Plenty of books have been written about men and women fighting to liberate themselves in some dystopian future. But the most depressing thing about Julian Comstock: A Story Of 22nd-Century America isn't the passionate, futile battle, but the narrator’s blind acceptance of his oppressive society.

The story is told by Adam Hazzard, a young writer discussing the life of his childhood friend Julian. In the year 2172, a series of crises, led by the end of cheap oil, has transformed America into a tyrannical Christian theocracy overseeing a series of feudalist estates. Abandoned suburbs are scavenged for valuable materials and products of since-forgotten technology. Literacy is discouraged among the working class, and modern science is deemed heresy.


Even though his best friend and his wife are constantly challenging the status quo, the best Hazzard can muster is outrage against individuals who wrong those close to him. When he’s asked to rein in his wife’s revolutionary tendencies, Hazzard says he’s been trying to steer her from political tracts to the propagandistic adventure stories he grew up on. He assumes everyone around him is honest and pious unless proven otherwise.

Much of the novel focuses on military conflicts between Europeans and Americans in Canada. The book is written in the style of a 19th-century adventure book for boys, and the flowery prose can be grating, with winning lines like “The bed and blanket were infested with fleas, who took the opportunity to cavort at will and dine at leisure.” (The text is also sprinkled with Dutch and French words than can be skipped, though it’s worth the rewards of translating them.)

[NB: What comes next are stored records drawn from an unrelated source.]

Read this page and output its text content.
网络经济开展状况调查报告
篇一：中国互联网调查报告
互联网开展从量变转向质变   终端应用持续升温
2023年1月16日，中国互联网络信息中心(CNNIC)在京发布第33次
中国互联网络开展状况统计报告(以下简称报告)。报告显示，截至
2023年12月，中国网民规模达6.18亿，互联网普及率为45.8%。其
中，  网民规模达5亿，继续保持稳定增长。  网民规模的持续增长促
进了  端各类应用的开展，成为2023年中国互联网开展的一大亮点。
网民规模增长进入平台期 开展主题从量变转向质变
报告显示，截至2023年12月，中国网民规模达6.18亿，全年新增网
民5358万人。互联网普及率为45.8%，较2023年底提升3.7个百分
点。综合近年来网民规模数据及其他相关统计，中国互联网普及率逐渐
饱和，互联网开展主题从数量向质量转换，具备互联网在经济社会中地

Hazzard’s absurd naïveté alternates between producing laugh-out-loud funny misunderstandings and situations that just seem unbelievable. But while it’s hard to sympathize with him, the characters around him are constantly showing new depth. The setting also grows richer as more truths get revealed. Julian Comstock doesn’t showcase a particularly likely future, but it does inspire a new appreciation of the 21st century.